85. The method of claim 84 wherein the molecule comprising a PDZ domain is PSD-95.

86. The method of claim 85 wherein the PDZ domain of PSD-95 is selected from the group consisting of PDZ1 domain of PSD-95 (SEQ ID NO:109), PDZ2 domain of PSD95 (SEQ ID NO: 110), and PDZ3 domain of PSD-95 (SEQ ID NO:9).

87. The method of claim 79 wherein the recognition unit that selectively binds to the PDZ domain is selected from the group consisting of: K+-Channel, KV 1.4 (SEQ ID NO:49); FAS Receptor (SEQ ID NO:58); NMDA (NR2B), mouse (SEQ ID NO:42); NGF Receptor (SEQ ID NO:59); β1 Adrenoreceptor (SEQ ID NO:30); Serotonin (SEQ ID NO:31); VIP (SEQ ID NO:32); CRF (SEQ ID NO:33); Na+Channel (α) (SEQ ID NO:51); Orphan Receptor (SEQ ID NO:34); Ankyrin (SEQ ID NO:64); Fanconi anemia group C protein (SEQ ID NO:65); Glucose transporter (SEQ ID NO:56); β-1 Adrenergic (SEQ ID NO:35); Calcium pump (SEQ ID NO:66); BCR (SEQ ID NO:68); MPK2 (SEQ ID NO:69); HPV18, E6 (SEQ ID NO:37); HSV11, UL25 (SEQ ID NO:38); EBV, GP3 (SEQ ID NO:39); HTL1A, TAT (SEQ ID NO:40); VZVD, UL14 (SEQ ID NO:41); Somatostatin Receptor (Type2) (SEQ ID NO:61); Colorectal Mutant Cancer Protein (SEQ ID NO:70); Transmembrane Receptor (frizzled) (SEQ ID NO:53); Homologue of frizzled, rat (SEQ ID NO:54); Neurexin III, bovine (SEQ ID NO:73); Neurexin II, bovine (SEQ ID NO:74); and K+-Channel, Kir 2.2v (SEQ ID NO:50).

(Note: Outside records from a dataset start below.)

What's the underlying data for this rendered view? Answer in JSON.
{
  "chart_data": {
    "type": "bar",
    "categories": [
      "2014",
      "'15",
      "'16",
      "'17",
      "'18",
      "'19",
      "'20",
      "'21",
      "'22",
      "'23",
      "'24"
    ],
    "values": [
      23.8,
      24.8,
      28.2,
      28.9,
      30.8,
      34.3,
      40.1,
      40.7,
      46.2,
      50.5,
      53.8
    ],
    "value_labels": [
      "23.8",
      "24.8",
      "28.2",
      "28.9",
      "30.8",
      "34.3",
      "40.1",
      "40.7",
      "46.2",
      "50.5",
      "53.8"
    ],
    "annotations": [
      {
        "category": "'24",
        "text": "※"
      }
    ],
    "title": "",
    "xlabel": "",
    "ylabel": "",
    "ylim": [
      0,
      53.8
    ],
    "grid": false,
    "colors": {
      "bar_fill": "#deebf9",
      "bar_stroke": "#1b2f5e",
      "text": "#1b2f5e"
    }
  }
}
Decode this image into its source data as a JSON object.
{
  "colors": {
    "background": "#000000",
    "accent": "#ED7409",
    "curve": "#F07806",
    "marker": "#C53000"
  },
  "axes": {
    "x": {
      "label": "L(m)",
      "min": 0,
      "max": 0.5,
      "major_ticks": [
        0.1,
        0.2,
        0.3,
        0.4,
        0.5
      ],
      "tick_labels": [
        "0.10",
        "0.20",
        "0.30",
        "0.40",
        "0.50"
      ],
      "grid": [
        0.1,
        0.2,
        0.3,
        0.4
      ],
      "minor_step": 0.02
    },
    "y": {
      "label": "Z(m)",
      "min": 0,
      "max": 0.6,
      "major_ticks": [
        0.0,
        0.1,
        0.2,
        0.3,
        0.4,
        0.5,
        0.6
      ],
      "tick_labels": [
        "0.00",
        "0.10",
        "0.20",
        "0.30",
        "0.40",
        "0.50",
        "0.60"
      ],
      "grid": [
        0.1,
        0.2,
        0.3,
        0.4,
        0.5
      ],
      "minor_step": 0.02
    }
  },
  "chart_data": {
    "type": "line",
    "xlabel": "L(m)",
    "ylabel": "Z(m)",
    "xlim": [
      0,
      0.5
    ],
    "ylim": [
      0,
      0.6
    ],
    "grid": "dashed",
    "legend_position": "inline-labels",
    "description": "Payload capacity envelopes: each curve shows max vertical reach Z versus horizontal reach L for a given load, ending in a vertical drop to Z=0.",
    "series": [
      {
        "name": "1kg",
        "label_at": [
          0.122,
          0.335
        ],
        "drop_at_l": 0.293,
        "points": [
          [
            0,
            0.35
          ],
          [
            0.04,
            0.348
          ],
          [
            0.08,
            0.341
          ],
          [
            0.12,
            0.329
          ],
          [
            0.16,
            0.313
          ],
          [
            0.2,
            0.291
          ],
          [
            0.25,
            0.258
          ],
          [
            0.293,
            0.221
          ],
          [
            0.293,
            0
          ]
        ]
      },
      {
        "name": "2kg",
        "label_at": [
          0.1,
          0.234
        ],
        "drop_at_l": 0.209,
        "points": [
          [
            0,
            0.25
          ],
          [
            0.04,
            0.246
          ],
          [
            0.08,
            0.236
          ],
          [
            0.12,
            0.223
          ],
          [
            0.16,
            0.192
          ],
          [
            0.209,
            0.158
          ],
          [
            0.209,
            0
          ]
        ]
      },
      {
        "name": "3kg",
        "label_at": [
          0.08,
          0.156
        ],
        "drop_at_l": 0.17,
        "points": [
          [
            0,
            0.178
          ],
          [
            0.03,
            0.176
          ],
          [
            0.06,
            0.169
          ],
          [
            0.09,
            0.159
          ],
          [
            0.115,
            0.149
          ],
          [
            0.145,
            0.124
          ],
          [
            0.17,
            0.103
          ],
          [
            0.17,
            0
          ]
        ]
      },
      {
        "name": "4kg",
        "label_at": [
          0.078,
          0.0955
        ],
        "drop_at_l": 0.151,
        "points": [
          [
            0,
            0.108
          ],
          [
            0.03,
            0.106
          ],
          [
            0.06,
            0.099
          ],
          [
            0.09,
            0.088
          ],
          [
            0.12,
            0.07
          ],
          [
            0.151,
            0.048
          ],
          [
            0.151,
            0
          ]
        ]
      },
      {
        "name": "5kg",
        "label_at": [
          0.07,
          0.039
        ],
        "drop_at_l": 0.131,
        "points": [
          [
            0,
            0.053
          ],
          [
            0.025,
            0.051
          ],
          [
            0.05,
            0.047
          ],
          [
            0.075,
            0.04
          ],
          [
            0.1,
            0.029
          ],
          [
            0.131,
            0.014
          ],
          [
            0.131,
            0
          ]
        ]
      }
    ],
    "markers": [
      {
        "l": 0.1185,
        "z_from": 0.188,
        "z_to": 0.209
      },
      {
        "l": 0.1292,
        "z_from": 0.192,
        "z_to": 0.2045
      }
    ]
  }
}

88. The method of claim 87 wherein the recognition unit that selectively binds to the PDZ domain is Na+Channel (a) (SEQ ID NO:51).

89. The method of claim 79 wherein the candidate compound is selected from the group consisting of: carbohydrate, oligonucleotide, and small drug molecule.